The "black light" that humans can perceive is actually purple light at the near edge of the ultraviolet (UV) spectrum. Most of the light that black light bulbs emit is in the ultraviolet range, which humans cannot perceive, but plants can use for photosynthesis. Black light bulbs were developed in 1935 by William H. Byler, using a glass invented by Robert Williams Wood in 1903.

In the 1940s, black light was used in motion picture theaters to provide lighting without distracting the audience from viewing the screen. Black light was a novelty that attracted audiences, and soon it was an architectural feature of upscale movie houses. In more modest theaters, fluorescent murals with seasonal themes were painted on the walls, glowing when illuminated with black light.
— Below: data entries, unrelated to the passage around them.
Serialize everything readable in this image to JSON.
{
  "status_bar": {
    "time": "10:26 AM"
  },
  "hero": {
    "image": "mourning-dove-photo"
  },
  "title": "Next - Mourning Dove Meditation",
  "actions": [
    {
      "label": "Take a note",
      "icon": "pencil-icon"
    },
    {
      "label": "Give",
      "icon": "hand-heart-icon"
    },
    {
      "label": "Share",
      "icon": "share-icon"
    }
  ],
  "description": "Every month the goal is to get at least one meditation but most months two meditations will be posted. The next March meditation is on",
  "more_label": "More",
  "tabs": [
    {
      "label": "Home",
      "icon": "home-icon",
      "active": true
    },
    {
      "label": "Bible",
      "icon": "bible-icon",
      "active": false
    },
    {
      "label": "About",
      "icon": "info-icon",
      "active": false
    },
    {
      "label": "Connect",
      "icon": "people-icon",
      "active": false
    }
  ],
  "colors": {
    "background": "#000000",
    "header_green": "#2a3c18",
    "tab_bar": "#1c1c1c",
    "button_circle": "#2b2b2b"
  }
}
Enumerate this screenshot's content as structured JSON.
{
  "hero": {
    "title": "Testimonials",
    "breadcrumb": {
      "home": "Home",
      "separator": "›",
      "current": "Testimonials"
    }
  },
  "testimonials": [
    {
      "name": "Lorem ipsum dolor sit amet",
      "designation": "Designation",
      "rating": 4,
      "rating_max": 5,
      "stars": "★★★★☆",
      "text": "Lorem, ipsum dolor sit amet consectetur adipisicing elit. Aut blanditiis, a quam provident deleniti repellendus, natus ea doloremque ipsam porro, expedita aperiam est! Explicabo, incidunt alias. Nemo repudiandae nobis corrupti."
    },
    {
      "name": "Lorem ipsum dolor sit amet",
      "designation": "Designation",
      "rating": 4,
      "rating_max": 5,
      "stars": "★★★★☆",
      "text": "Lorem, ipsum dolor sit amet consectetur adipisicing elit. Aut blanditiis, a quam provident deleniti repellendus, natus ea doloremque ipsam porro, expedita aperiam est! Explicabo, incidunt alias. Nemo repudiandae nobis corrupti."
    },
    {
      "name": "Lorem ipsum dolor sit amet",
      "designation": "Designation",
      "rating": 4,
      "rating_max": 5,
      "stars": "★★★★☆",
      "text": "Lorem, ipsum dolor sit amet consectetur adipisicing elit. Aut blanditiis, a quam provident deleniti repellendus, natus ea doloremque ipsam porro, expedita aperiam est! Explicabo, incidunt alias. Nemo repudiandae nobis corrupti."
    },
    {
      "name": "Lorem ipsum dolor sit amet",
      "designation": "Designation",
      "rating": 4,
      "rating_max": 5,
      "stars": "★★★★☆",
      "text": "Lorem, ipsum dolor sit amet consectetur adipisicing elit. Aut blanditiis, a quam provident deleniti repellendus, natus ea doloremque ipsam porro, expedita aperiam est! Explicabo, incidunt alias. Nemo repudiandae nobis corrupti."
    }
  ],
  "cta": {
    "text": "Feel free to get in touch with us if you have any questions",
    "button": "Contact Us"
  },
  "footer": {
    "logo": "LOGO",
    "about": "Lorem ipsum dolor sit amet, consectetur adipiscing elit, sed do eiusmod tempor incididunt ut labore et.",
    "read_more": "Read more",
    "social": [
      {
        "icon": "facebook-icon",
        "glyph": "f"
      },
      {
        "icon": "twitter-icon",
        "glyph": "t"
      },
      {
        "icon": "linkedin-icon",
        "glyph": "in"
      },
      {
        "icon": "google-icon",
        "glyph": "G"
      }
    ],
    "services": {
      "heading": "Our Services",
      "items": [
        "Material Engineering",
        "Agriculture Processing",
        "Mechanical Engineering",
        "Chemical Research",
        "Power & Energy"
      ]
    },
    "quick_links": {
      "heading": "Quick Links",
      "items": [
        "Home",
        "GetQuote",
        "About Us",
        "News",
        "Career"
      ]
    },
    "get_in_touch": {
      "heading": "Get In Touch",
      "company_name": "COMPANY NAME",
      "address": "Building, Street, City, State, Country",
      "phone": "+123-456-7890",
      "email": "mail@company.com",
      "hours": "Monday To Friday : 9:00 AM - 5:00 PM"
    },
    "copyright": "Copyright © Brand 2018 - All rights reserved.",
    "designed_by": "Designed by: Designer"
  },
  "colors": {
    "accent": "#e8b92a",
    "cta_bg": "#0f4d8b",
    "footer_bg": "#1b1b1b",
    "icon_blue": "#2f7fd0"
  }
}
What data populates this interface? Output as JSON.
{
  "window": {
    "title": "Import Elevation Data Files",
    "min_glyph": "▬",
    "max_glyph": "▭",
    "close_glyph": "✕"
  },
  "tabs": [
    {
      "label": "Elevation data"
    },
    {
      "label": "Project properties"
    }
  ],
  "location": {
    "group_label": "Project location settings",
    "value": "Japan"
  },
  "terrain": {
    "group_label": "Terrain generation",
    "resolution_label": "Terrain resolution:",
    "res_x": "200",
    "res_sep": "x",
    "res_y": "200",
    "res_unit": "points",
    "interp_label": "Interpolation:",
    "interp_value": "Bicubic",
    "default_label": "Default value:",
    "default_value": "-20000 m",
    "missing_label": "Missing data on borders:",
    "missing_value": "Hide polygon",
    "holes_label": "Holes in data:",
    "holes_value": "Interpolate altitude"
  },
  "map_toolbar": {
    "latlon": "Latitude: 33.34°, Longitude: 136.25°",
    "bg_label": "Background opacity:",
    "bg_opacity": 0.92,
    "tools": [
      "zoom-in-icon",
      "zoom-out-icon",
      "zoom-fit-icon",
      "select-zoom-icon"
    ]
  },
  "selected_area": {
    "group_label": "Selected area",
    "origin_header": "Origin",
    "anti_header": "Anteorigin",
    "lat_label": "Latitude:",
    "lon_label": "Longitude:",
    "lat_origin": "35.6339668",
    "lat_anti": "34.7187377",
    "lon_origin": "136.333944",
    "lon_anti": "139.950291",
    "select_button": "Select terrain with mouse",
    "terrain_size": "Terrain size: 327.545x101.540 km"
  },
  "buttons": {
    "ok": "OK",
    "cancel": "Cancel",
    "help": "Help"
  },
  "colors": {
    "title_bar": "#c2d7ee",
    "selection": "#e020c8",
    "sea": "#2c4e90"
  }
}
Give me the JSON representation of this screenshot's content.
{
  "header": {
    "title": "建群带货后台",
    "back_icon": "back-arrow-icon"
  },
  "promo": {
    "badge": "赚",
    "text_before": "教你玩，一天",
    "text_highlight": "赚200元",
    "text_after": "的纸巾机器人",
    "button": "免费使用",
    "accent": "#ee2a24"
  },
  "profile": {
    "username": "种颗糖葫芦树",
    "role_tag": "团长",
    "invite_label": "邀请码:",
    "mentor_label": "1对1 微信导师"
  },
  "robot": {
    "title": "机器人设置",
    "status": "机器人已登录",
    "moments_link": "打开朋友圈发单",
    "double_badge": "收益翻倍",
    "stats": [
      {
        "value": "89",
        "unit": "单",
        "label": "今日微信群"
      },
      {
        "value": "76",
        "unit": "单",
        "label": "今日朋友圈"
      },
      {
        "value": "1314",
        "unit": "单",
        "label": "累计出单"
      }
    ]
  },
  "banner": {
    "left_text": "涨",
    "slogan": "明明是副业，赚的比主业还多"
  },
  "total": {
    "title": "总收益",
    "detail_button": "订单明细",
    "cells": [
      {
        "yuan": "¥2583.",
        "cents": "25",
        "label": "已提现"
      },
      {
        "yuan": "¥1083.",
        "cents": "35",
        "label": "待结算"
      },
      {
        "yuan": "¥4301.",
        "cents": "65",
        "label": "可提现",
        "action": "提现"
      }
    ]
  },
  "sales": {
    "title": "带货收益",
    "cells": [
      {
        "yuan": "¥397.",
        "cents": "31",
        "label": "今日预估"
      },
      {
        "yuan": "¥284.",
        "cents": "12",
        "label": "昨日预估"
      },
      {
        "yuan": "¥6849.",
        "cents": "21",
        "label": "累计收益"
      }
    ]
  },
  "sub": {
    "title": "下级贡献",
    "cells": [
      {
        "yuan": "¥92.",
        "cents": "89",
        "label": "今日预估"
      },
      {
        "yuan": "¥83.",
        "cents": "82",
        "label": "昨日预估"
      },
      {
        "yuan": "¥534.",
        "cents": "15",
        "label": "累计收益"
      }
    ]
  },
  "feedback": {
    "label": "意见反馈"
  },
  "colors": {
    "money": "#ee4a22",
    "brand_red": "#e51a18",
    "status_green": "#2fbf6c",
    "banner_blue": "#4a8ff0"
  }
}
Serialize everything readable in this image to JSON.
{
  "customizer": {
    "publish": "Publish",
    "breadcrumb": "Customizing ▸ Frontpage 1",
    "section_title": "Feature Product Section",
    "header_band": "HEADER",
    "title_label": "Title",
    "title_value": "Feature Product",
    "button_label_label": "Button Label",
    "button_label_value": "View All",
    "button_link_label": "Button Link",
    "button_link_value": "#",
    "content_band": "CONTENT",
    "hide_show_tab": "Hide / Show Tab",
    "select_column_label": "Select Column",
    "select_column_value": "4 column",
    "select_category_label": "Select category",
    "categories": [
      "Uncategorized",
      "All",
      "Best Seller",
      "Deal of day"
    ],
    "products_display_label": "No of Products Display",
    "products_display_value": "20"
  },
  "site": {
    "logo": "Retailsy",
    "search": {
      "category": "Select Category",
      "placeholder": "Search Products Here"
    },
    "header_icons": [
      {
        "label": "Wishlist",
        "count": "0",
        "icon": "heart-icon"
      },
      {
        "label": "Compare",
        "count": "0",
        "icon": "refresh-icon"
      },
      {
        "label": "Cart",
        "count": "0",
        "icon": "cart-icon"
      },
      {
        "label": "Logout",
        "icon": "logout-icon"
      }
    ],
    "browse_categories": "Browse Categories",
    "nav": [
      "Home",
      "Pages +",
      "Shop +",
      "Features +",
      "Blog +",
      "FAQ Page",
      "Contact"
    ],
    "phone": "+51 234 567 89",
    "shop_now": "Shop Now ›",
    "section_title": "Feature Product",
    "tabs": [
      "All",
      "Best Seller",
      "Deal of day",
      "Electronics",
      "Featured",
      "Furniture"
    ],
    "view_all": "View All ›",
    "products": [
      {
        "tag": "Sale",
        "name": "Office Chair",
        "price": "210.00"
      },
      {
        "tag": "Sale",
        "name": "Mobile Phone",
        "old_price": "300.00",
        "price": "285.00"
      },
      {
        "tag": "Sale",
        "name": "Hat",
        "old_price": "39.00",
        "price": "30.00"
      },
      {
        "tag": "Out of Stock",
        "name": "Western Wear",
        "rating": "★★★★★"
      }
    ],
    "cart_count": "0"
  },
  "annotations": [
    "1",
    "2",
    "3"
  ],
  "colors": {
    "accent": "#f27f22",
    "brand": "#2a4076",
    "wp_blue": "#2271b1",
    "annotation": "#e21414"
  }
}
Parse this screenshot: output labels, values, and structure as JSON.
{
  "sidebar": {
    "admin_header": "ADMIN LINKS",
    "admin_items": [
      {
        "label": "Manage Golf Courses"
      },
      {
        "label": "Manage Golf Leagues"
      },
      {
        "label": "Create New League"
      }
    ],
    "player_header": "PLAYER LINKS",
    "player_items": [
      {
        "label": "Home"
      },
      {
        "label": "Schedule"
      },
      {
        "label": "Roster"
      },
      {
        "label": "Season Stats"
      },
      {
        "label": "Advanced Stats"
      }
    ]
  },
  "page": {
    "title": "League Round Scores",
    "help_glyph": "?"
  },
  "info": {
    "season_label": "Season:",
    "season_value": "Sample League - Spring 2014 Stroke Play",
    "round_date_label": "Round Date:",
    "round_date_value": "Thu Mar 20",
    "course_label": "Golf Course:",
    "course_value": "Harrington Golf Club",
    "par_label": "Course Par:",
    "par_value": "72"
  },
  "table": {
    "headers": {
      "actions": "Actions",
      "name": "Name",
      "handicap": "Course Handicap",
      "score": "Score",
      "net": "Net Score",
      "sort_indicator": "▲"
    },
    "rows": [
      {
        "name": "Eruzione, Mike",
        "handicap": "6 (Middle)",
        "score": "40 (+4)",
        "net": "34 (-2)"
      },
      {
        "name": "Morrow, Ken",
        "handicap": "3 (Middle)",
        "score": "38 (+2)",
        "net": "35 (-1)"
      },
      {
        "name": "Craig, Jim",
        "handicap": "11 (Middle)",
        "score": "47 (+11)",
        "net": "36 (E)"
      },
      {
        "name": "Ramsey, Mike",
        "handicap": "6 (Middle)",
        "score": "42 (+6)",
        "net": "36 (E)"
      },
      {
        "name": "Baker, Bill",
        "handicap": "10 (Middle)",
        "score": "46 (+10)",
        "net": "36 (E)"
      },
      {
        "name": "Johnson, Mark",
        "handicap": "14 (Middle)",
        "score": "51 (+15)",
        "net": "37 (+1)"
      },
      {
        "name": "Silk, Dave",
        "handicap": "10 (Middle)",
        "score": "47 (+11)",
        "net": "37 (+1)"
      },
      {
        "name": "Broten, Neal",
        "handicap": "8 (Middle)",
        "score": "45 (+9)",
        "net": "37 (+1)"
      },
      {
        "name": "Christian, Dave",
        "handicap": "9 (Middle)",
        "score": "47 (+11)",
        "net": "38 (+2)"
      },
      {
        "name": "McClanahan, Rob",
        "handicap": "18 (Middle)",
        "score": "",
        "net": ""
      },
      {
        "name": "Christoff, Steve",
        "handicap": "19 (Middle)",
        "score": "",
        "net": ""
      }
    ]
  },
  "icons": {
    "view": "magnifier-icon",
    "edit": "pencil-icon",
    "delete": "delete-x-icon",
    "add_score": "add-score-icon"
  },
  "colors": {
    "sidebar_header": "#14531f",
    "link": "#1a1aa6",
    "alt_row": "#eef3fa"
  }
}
The modern black light theater was born in the 50's, mainly by the French avant-garde artist George Lafaille, who is often called "the father of the black light theater".

During the 60's and 70's in Prague in Czechoslovakia a new magical language of a theater was developed - a new type of theater with capabilities and colors that had never been seen before.


In the new type of theater the total darkness was needed, and a massive use of black material and black paint as well as ultra violet illumination which provided a stage for all the other colors.


The ultra violet illumination, also called "the black illumination", and the darkened theater halls loaded with black material, provided this special theater with its name: "The black light theater".